FMCSA to investigate driver safety

Federal agency will launch studies on how detention practices and driver compensation affect motor carrier safety.

By Toby Gooley and Mark B. Solomon

The Federal Motor Carrier Safety Administration (FMCSA) will launch two new research studies this summer on factors affecting driver safety.

According to FMCSA Administrator Anne S. Ferro, the agency wants to determine to what extent driver compensation practices and detention time at shippers' loading and receiving docks affect drivers' ability to drive safely. Ferro made those remarks in a keynote speech April 20 at the annual Spring Forum of the Council of Supply Chain Management Professionals' Columbus (Ohio) Roundtable.

One study will explore whether long waiting times in a parked vehicle at a shipper's dock—which as of Feb. 27 became "off-duty time" under the new driver hours-of-service rule—would contribute to driver fatigue and influence performance.

In the past, all of the time spent in a rig, other than in a sleeper berth, was considered on-duty time for drivers.
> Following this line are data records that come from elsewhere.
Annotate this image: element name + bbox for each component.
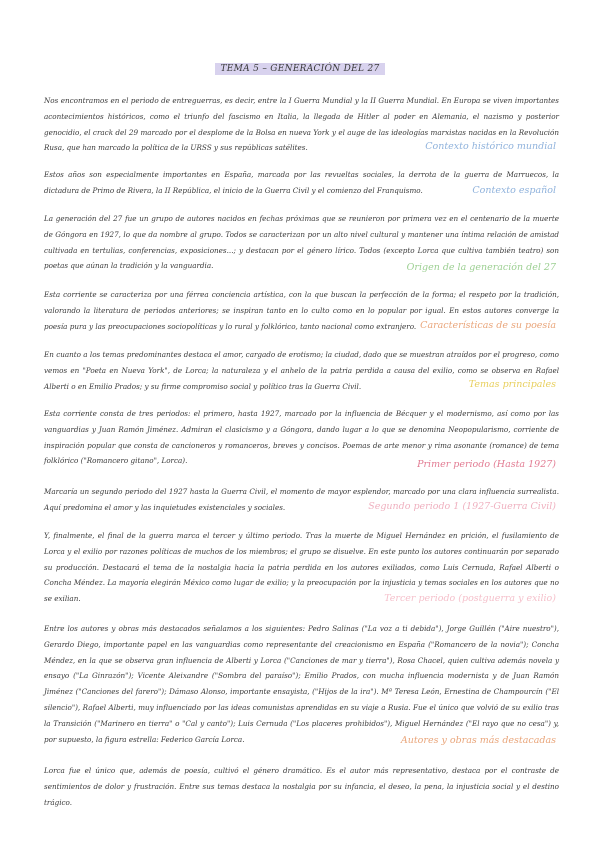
tag-characteristics: Características de su poesía — [420, 320, 556, 331]
page-title: TEMA 5 – GENERACIÓN DEL 27 — [0, 64, 600, 74]
tag-themes: Temas principales — [468, 379, 556, 390]
tag-third-period: Tercer periodo (postguerra y exilio) — [384, 593, 556, 604]
tag-world-context: Contexto histórico mundial — [425, 141, 556, 152]
paragraph-characteristics: Esta corriente se caracteriza por una férrea conciencia artística, con la que buscan la perfección de la forma; el respeto por la tradición, valorando la literatura de periodos anteriores; se inspiran tanto en lo culto como en lo popular por igual. En estos autores converge la poesía pura y las preocupaciones sociopolíticas y lo rural y folklórico, tanto nacional como extranjero. — [44, 290, 559, 331]
paragraph-first-period: Esta corriente consta de tres periodos: el primero, hasta 1927, marcado por la influencia de Bécquer y el modernismo, así como por las vanguardias y Juan Ramón Jiménez. Admiran el clasicismo y a Góngora, dando lugar a lo que se denomina Neopopularismo, corriente de inspiración popular que consta de cancioneros y romanceros, breves y concisos. Poemas de arte menor y rima asonante (romance) de tema folklórico ("Romancero gitano", Lorca). — [44, 409, 559, 466]
paragraph-third-period: Y, finalmente, el final de la guerra marca el tercer y último periodo. Tras la muerte de Miguel Hernández en prición, el fusilamiento de Lorca y el exilio por razones políticas de muchos de los miembros; el grupo se disuelve. En este punto los autores continuarán por separado su producción. Destacará el tema de la nostalgia hacia la patria perdida en los autores exiliados, como Luis Cernuda, Rafael Alberti o Concha Méndez. La mayoría elegirán México como lugar de exilio; y la preocupación por la injusticia y temas sociales en los autores que no se exilian. — [44, 531, 559, 604]
tag-second-period: Segundo periodo 1 (1927-Guerra Civil) — [368, 501, 556, 512]
tag-first-period: Primer periodo (Hasta 1927) — [417, 459, 556, 470]
paragraph-second-period: Marcaría un segundo periodo del 1927 hasta la Guerra Civil, el momento de mayor esplendor, marcado por una clara influencia surrealista. Aquí predomina el amor y las inquietudes existenciales y sociales. — [44, 487, 559, 512]
paragraph-origin: La generación del 27 fue un grupo de autores nacidos en fechas próximas que se reunieron por primera vez en el centenario de la muerte de Góngora en 1927, lo que da nombre al grupo. Todos se caracterizan por un alto nivel cultural y mantener una íntima relación de amistad cultivada en tertulias, conferencias, exposiciones...; y destacan por el género lírico. Todos (excepto Lorca que cultiva también teatro) son poetas que aúnan la tradición y la vanguardia. — [44, 214, 559, 271]
paragraph-authors: Entre los autores y obras más destacados señalamos a los siguientes: Pedro Salinas ("La voz a ti debida"), Jorge Guillén ("Aire nuestro"), Gerardo Diego, importante papel en las vanguardias como representante del creacionismo en España ("Romancero de la novia"); Concha Méndez, en la que se observa gran influencia de Alberti y Lorca ("Canciones de mar y tierra"), Rosa Chacel, quien cultiva además novela y ensayo ("La Ginrazón"); Vicente Aleixandre ("Sombra del paraíso"); Emilio Prados, con mucha influencia modernista y de Juan Ramón Jiménez ("Canciones del farero"); Dámaso Alonso, importante ensayista, ("Hijos de la ira"). Mª Teresa León, Ernestina de Champourcín ("El silencio"), Rafael Alberti, muy influenciado por las ideas comunistas aprendidas en su viaje a Rusia. Fue el único que volvió de su exilio tras la Transición ("Marinero en tierra" o "Cal y canto"); Luis Cernuda ("Los placeres prohibidos"), Miguel Hernández ("El rayo que no cesa") y, por supuesto, la figura estrella: Federico García Lorca. — [44, 624, 559, 744]
paragraph-world-context: Nos encontramos en el periodo de entreguerras, es decir, entre la I Guerra Mundial y la II Guerra Mundial. En Europa se viven importantes acontecimientos históricos, como el triunfo del fascismo en Italia, la llegada de Hitler al poder en Alemania, el nazismo y posterior genocidio, el crack del 29 marcado por el desplome de la Bolsa en nueva York y el auge de las ideologías marxistas nacidas en la Revolución Rusa, que han marcado la política de la URSS y sus repúblicas satélites. — [44, 96, 559, 153]
paragraph-themes: En cuanto a los temas predominantes destaca el amor, cargado de erotismo; la ciudad, dado que se muestran atraídos por el progreso, como vemos en "Poeta en Nueva York", de Lorca; la naturaleza y el anhelo de la patria perdida a causa del exilio, como se observa en Rafael Alberti o en Emilio Prados; y su firme compromiso social y político tras la Guerra Civil. — [44, 350, 559, 391]
paragraph-spain-context: Estos años son especialmente importantes en España, marcada por las revueltas sociales, la derrota de la guerra de Marruecos, la dictadura de Primo de Rivera, la II República, el inicio de la Guerra Civil y el comienzo del Franquismo. — [44, 170, 559, 195]
tag-authors: Autores y obras más destacadas — [400, 735, 556, 746]
paragraph-lorca: Lorca fue el único que, además de poesía, cultivó el género dramático. Es el autor más representativo, destaca por el contraste de sentimientos de dolor y frustración. Entre sus temas destaca la nostalgia por su infancia, el deseo, la pena, la injusticia social y el destino trágico. — [44, 766, 559, 807]
tag-origin: Origen de la generación del 27 — [406, 262, 556, 273]
tag-spain-context: Contexto español — [472, 185, 556, 196]
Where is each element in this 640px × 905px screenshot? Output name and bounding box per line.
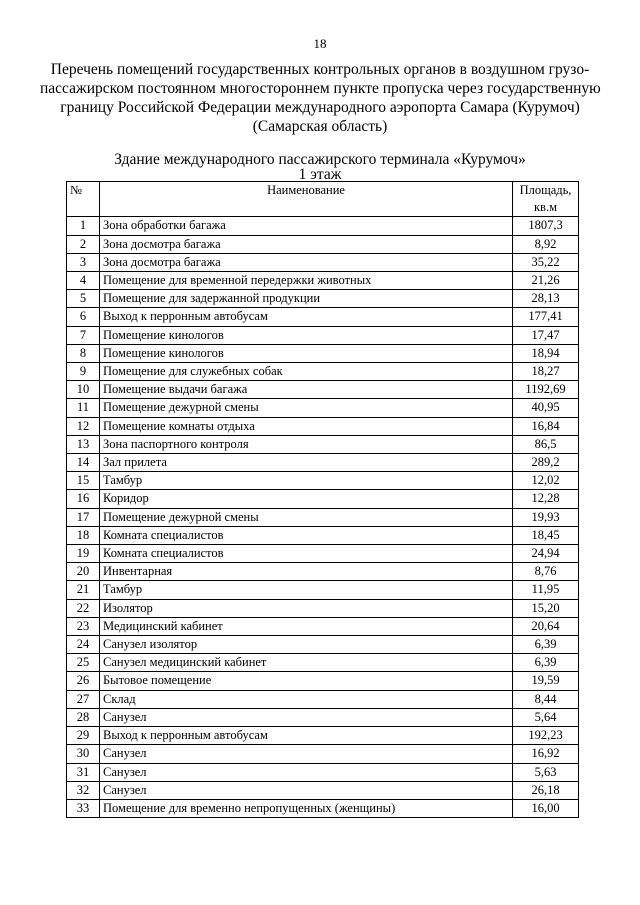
table-row (67, 399, 579, 417)
row-number: 14 (67, 454, 100, 472)
row-name: Тамбур (100, 581, 513, 599)
table-row (67, 253, 579, 271)
row-number: 25 (67, 654, 100, 672)
row-name: Санузел (100, 781, 513, 799)
row-area: 16,84 (513, 417, 579, 435)
row-area: 18,27 (513, 363, 579, 381)
table-row (67, 290, 579, 308)
row-area: 192,23 (513, 727, 579, 745)
row-area: 16,00 (513, 799, 579, 817)
row-name: Выход к перронным автобусам (100, 308, 513, 326)
row-area: 35,22 (513, 253, 579, 271)
table-row (67, 545, 579, 563)
row-area: 5,63 (513, 763, 579, 781)
row-area: 8,76 (513, 563, 579, 581)
row-number: 10 (67, 381, 100, 399)
row-number: 19 (67, 545, 100, 563)
row-number: 16 (67, 490, 100, 508)
row-name: Инвентарная (100, 563, 513, 581)
table-body (67, 217, 579, 818)
table-row (67, 763, 579, 781)
title-line-4: (Самарская область) (252, 118, 388, 135)
row-number: 11 (67, 399, 100, 417)
row-area: 6,39 (513, 654, 579, 672)
row-name: Помещение комнаты отдыха (100, 417, 513, 435)
row-area: 8,92 (513, 235, 579, 253)
row-area: 15,20 (513, 599, 579, 617)
title-line-3: границу Российской Федерации международного аэропорта Самара (Курумоч) (60, 99, 580, 116)
table-row (67, 490, 579, 508)
row-area: 18,45 (513, 526, 579, 544)
row-number: 12 (67, 417, 100, 435)
table-row (67, 708, 579, 726)
table-row (67, 581, 579, 599)
row-number: 6 (67, 308, 100, 326)
table-row (67, 599, 579, 617)
table-row (67, 454, 579, 472)
table-row (67, 472, 579, 490)
row-name: Помещение выдачи багажа (100, 381, 513, 399)
row-number: 13 (67, 435, 100, 453)
row-number: 22 (67, 599, 100, 617)
table-row (67, 508, 579, 526)
row-name: Помещение для задержанной продукции (100, 290, 513, 308)
row-area: 24,94 (513, 545, 579, 563)
table-row (67, 526, 579, 544)
row-number: 31 (67, 763, 100, 781)
row-number: 17 (67, 508, 100, 526)
row-name: Изолятор (100, 599, 513, 617)
table-row (67, 308, 579, 326)
row-area: 12,28 (513, 490, 579, 508)
table-row (67, 344, 579, 362)
table-row (67, 690, 579, 708)
row-name: Санузел медицинский кабинет (100, 654, 513, 672)
row-area: 8,44 (513, 690, 579, 708)
table-row (67, 435, 579, 453)
row-area: 11,95 (513, 581, 579, 599)
row-name: Комната специалистов (100, 545, 513, 563)
row-area: 18,94 (513, 344, 579, 362)
row-name: Помещение дежурной смены (100, 508, 513, 526)
row-number: 3 (67, 253, 100, 271)
table-row (67, 417, 579, 435)
row-number: 7 (67, 326, 100, 344)
row-number: 32 (67, 781, 100, 799)
title-line-2: пассажирском постоянном многостороннем пункте пропуска через государственную (40, 80, 601, 97)
table-row (67, 617, 579, 635)
row-area: 1807,3 (513, 217, 579, 235)
row-area: 28,13 (513, 290, 579, 308)
row-area: 177,41 (513, 308, 579, 326)
row-number: 1 (67, 217, 100, 235)
table-row (67, 326, 579, 344)
row-number: 30 (67, 745, 100, 763)
row-area: 12,02 (513, 472, 579, 490)
row-number: 26 (67, 672, 100, 690)
row-name: Помещение дежурной смены (100, 399, 513, 417)
row-name: Зона паспортного контроля (100, 435, 513, 453)
row-name: Выход к перронным автобусам (100, 727, 513, 745)
row-name: Помещение для служебных собак (100, 363, 513, 381)
row-name: Помещение для временно непропущенных (женщины) (100, 799, 513, 817)
table-row (67, 563, 579, 581)
row-name: Санузел (100, 708, 513, 726)
table-row (67, 727, 579, 745)
row-name: Коридор (100, 490, 513, 508)
row-name: Бытовое помещение (100, 672, 513, 690)
table-row (67, 217, 579, 235)
table-row (67, 654, 579, 672)
row-name: Тамбур (100, 472, 513, 490)
floor-heading: 1 этаж (298, 166, 342, 183)
header-area (513, 182, 579, 217)
row-name: Зал прилета (100, 454, 513, 472)
header-area-line2: кв.м (533, 200, 557, 215)
row-area: 86,5 (513, 435, 579, 453)
row-name: Санузел (100, 745, 513, 763)
row-area: 17,47 (513, 326, 579, 344)
row-area: 40,95 (513, 399, 579, 417)
row-number: 29 (67, 727, 100, 745)
row-number: 23 (67, 617, 100, 635)
row-area: 6,39 (513, 636, 579, 654)
table-row (67, 381, 579, 399)
row-area: 289,2 (513, 454, 579, 472)
row-area: 1192,69 (513, 381, 579, 399)
table-row (67, 781, 579, 799)
row-number: 8 (67, 344, 100, 362)
row-number: 5 (67, 290, 100, 308)
table-row (67, 745, 579, 763)
table-row (67, 363, 579, 381)
row-name: Помещение для временной передержки животных (100, 272, 513, 290)
row-area: 16,92 (513, 745, 579, 763)
table-row (67, 636, 579, 654)
row-number: 4 (67, 272, 100, 290)
row-number: 2 (67, 235, 100, 253)
row-area: 5,64 (513, 708, 579, 726)
row-area: 26,18 (513, 781, 579, 799)
table-row (67, 672, 579, 690)
row-number: 20 (67, 563, 100, 581)
row-number: 33 (67, 799, 100, 817)
row-name: Помещение кинологов (100, 326, 513, 344)
row-number: 27 (67, 690, 100, 708)
row-area: 19,59 (513, 672, 579, 690)
title-line-1: Перечень помещений государственных контрольных органов в воздушном грузо- (50, 61, 590, 78)
row-area: 20,64 (513, 617, 579, 635)
page-number: 18 (313, 36, 327, 51)
row-name: Зона досмотра багажа (100, 253, 513, 271)
row-name: Санузел изолятор (100, 636, 513, 654)
header-number: № (67, 182, 100, 217)
row-area: 19,93 (513, 508, 579, 526)
document-title (40, 60, 600, 136)
building-heading: Здание международного пассажирского терминала «Курумоч» (114, 151, 526, 168)
row-number: 15 (67, 472, 100, 490)
row-number: 18 (67, 526, 100, 544)
row-name: Зона обработки багажа (100, 217, 513, 235)
row-number: 9 (67, 363, 100, 381)
row-name: Комната специалистов (100, 526, 513, 544)
row-name: Санузел (100, 763, 513, 781)
row-number: 21 (67, 581, 100, 599)
row-number: 28 (67, 708, 100, 726)
table-header-row (67, 182, 579, 217)
table-row (67, 799, 579, 817)
table-row (67, 272, 579, 290)
row-number: 24 (67, 636, 100, 654)
row-name: Склад (100, 690, 513, 708)
row-name: Помещение кинологов (100, 344, 513, 362)
rooms-table (66, 181, 579, 818)
header-name: Наименование (100, 182, 513, 217)
header-area-line1: Площадь, (519, 183, 572, 197)
row-area: 21,26 (513, 272, 579, 290)
table-row (67, 235, 579, 253)
row-name: Зона досмотра багажа (100, 235, 513, 253)
row-name: Медицинский кабинет (100, 617, 513, 635)
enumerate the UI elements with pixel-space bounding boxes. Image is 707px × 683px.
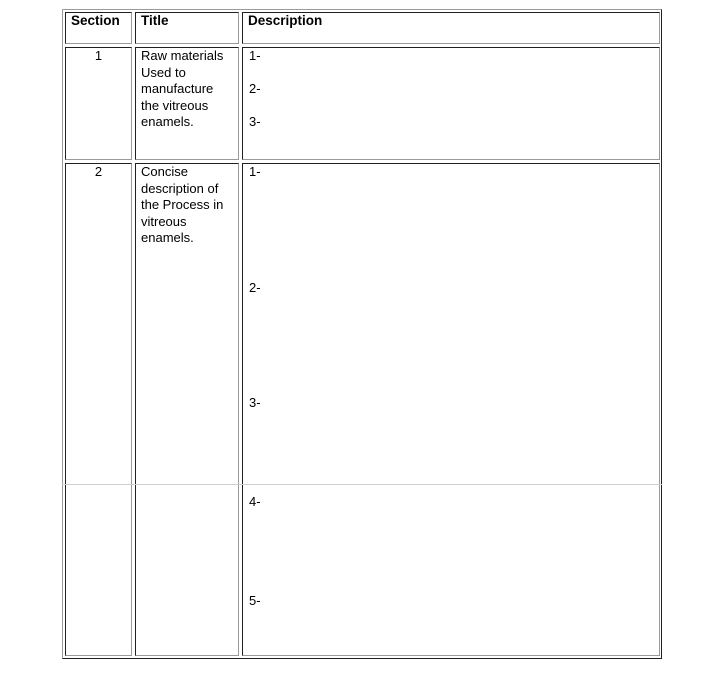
row-1-title-line: Used to <box>141 64 186 80</box>
row-2-title-line: description of <box>141 180 219 196</box>
row-1-section-cell <box>65 47 132 160</box>
header-title-label: Title <box>141 13 169 28</box>
header-section-cell <box>65 12 132 44</box>
row-2-title-line: enamels. <box>141 230 194 245</box>
row-1-section-number: 1 <box>94 48 103 63</box>
row-2-title-cell <box>135 163 239 656</box>
row-1-title-line: the vitreous <box>141 97 209 113</box>
header-title-cell <box>135 12 239 44</box>
row-1-title-line: enamels. <box>141 114 194 129</box>
page-break-seam <box>62 484 662 485</box>
row-1-title-line: Raw materials <box>141 48 224 63</box>
row-2-description-item: 5- <box>249 593 261 608</box>
row-2-title-line: the Process in <box>141 197 224 212</box>
row-2-title <box>141 164 239 247</box>
header-description-label: Description <box>248 13 323 28</box>
row-2-title-line: vitreous <box>141 213 187 229</box>
row-1-description-item: 2- <box>249 81 261 96</box>
header-section-label: Section <box>71 13 120 28</box>
row-1-title-cell <box>135 47 239 160</box>
row-2-section-number: 2 <box>94 164 103 179</box>
row-1-title <box>141 48 239 131</box>
header-description-cell <box>242 12 660 44</box>
row-1-description-item: 3- <box>249 114 261 129</box>
row-2-description-item: 1- <box>249 164 261 179</box>
row-2-description-item: 2- <box>249 280 261 295</box>
row-2-title-line: Concise <box>141 164 188 179</box>
row-2-section-cell <box>65 163 132 656</box>
row-1-title-line: manufacture <box>141 81 214 96</box>
row-1-description-cell[interactable] <box>242 47 660 160</box>
row-2-description-item: 3- <box>249 395 261 410</box>
row-2-description-item: 4- <box>249 494 261 509</box>
row-2-description-cell[interactable] <box>242 163 660 656</box>
row-1-description-item: 1- <box>249 48 261 63</box>
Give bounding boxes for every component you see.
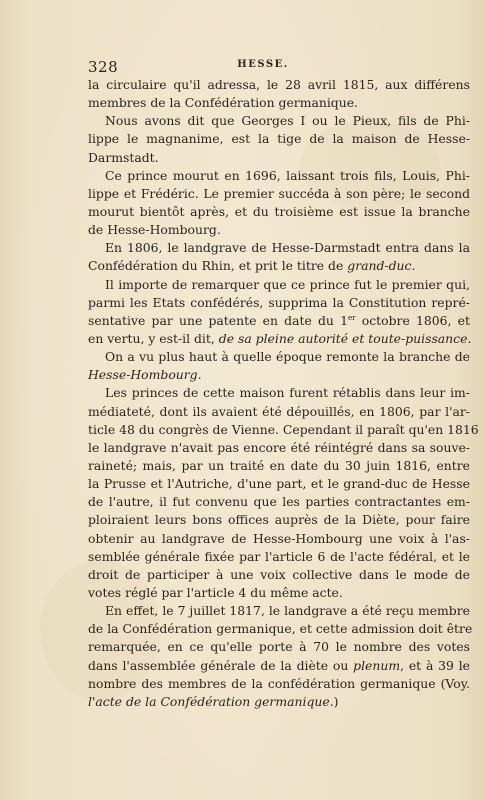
line-text: Ce prince mourut en 1696, laissant trois fils, Louis, Phi- xyxy=(105,167,470,183)
text-line xyxy=(88,493,470,511)
paragraph xyxy=(88,239,470,275)
line-text: . xyxy=(411,258,416,274)
text-line xyxy=(88,693,470,711)
text-line xyxy=(88,294,470,312)
line-text: Il importe de remarquer que ce prince fut le premier qui, xyxy=(105,276,470,292)
line-text: le landgrave n'avait pas encore été réintégré dans sa souve- xyxy=(88,439,470,455)
text-line xyxy=(88,94,470,112)
page-number: 328 xyxy=(88,58,119,76)
text-line xyxy=(88,130,470,148)
text-line xyxy=(88,203,470,221)
line-text: en vertu, y est-il dit, xyxy=(88,330,219,346)
text-line xyxy=(88,421,479,439)
body-text xyxy=(88,76,479,711)
superscript: er xyxy=(348,313,356,322)
line-text: En 1806, le landgrave de Hesse-Darmstadt entra dans la xyxy=(105,240,470,256)
text-line xyxy=(88,403,470,421)
text-line xyxy=(88,384,470,402)
line-text: raineté; mais, par un traité en date du 30 juin 1816, entre xyxy=(88,457,470,473)
line-text: , et à 39 le xyxy=(400,657,470,673)
line-text: ticle 48 du congrès de Vienne. Cependant il paraît qu'en 1816 xyxy=(88,421,479,437)
line-text: lippe et Frédéric. Le premier succéda à son père; le second xyxy=(88,185,470,201)
running-title: HESSE. xyxy=(237,59,289,70)
paragraph xyxy=(88,384,479,602)
italic-text: grand-duc xyxy=(347,258,412,274)
line-text: semblée générale fixée par l'article 6 de l'acte fédéral, et le xyxy=(88,548,470,564)
text-line xyxy=(88,348,470,366)
line-text: droit de participer à une voix collective dans le mode de xyxy=(88,566,470,582)
text-line xyxy=(88,149,470,167)
line-text: Darmstadt. xyxy=(88,149,159,165)
line-text: octobre 1806, et xyxy=(355,312,470,328)
line-text: membres de la Confédération germanique. xyxy=(88,95,358,111)
text-line xyxy=(88,185,470,203)
text-line xyxy=(88,457,470,475)
text-line xyxy=(88,112,470,130)
text-line xyxy=(88,548,470,566)
text-line xyxy=(88,475,470,493)
text-line xyxy=(88,221,470,239)
text-line xyxy=(88,330,470,348)
text-line xyxy=(88,638,470,656)
text-line xyxy=(88,439,470,457)
line-text: parmi les Etats confédérés, supprima la Constitution repré- xyxy=(88,294,470,310)
line-text: On a vu plus haut à quelle époque remonte la branche de xyxy=(105,349,470,365)
paragraph xyxy=(88,276,470,349)
line-text: . xyxy=(197,367,202,383)
line-text: Les princes de cette maison furent rétablis dans leur im- xyxy=(105,385,470,401)
line-text: lippe le magnanime, est la tige de la maison de Hesse- xyxy=(88,131,470,147)
paragraph xyxy=(88,76,470,112)
text-line xyxy=(88,530,470,548)
line-text: obtenir au landgrave de Hesse-Hombourg une voix à l'as- xyxy=(88,530,470,546)
line-text: .) xyxy=(329,693,339,709)
text-line xyxy=(88,276,470,294)
text-line xyxy=(88,584,470,602)
paragraph xyxy=(88,602,473,711)
line-text: remarquée, en ce qu'elle porte à 70 le nombre des votes xyxy=(88,639,470,655)
italic-text: Hesse-Hombourg xyxy=(88,367,198,383)
text-line xyxy=(88,239,470,257)
paragraph xyxy=(88,112,470,166)
paragraph xyxy=(88,348,470,384)
line-text: dans l'assemblée générale de la diète ou xyxy=(88,657,354,673)
line-text: sentative par une patente en date du 1 xyxy=(88,312,349,328)
text-line xyxy=(88,76,470,94)
line-text: votes réglé par l'article 4 du même acte. xyxy=(88,584,343,600)
line-text: de Hesse-Hombourg. xyxy=(88,222,221,238)
italic-text: plenum xyxy=(353,657,401,673)
text-line xyxy=(88,366,470,384)
line-text: médiateté, dont ils avaient été dépouillés, en 1806, par l'ar- xyxy=(88,403,470,419)
line-text: En effet, le 7 juillet 1817, le landgrave a été reçu membre xyxy=(105,603,470,619)
text-line xyxy=(88,566,470,584)
text-line xyxy=(88,675,470,693)
italic-text: l'acte de la Confédération germanique xyxy=(88,693,330,709)
text-line xyxy=(88,511,470,529)
line-text: la circulaire qu'il adressa, le 28 avril 1815, aux différens xyxy=(88,77,470,92)
text-line xyxy=(88,167,470,185)
text-line xyxy=(88,602,470,620)
text-line xyxy=(88,657,470,675)
line-text: nombre des membres de la confédération germanique (Voy. xyxy=(88,675,470,691)
text-line xyxy=(88,620,473,638)
paragraph xyxy=(88,167,470,240)
line-text: . xyxy=(467,330,472,346)
line-text: ploiraient leurs bons offices auprès de la Diète, pour faire xyxy=(88,512,470,528)
line-text: de l'autre, il fut convenu que les parties contractantes em- xyxy=(88,494,470,510)
line-text: mourut bientôt après, et du troisième est issue la branche xyxy=(88,203,470,219)
italic-text: de sa pleine autorité et toute-puissance xyxy=(218,330,468,346)
line-text: la Prusse et l'Autriche, d'une part, et le grand-duc de Hesse xyxy=(88,476,470,492)
text-line xyxy=(88,257,470,275)
line-text: de la Confédération germanique, et cette admission doit être xyxy=(88,621,473,637)
line-text: Nous avons dit que Georges I ou le Pieux, fils de Phi- xyxy=(105,113,470,129)
text-line xyxy=(88,312,470,330)
line-text: Confédération du Rhin, et prit le titre de xyxy=(88,258,348,274)
page-header xyxy=(88,58,438,74)
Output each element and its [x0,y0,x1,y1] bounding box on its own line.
The other study would examine whether a link exists between the way drivers are compensated—either by the load or by the mile—and driver behavior behind the wheel, according to Ferro.

The two issues are intertwined, Ferro added. "If you're paid by the load and you can't deliver a load because of detention, that's a problem," she said.

"You're under constant pressure to push yourself to the limits to maximize your daily income," she said.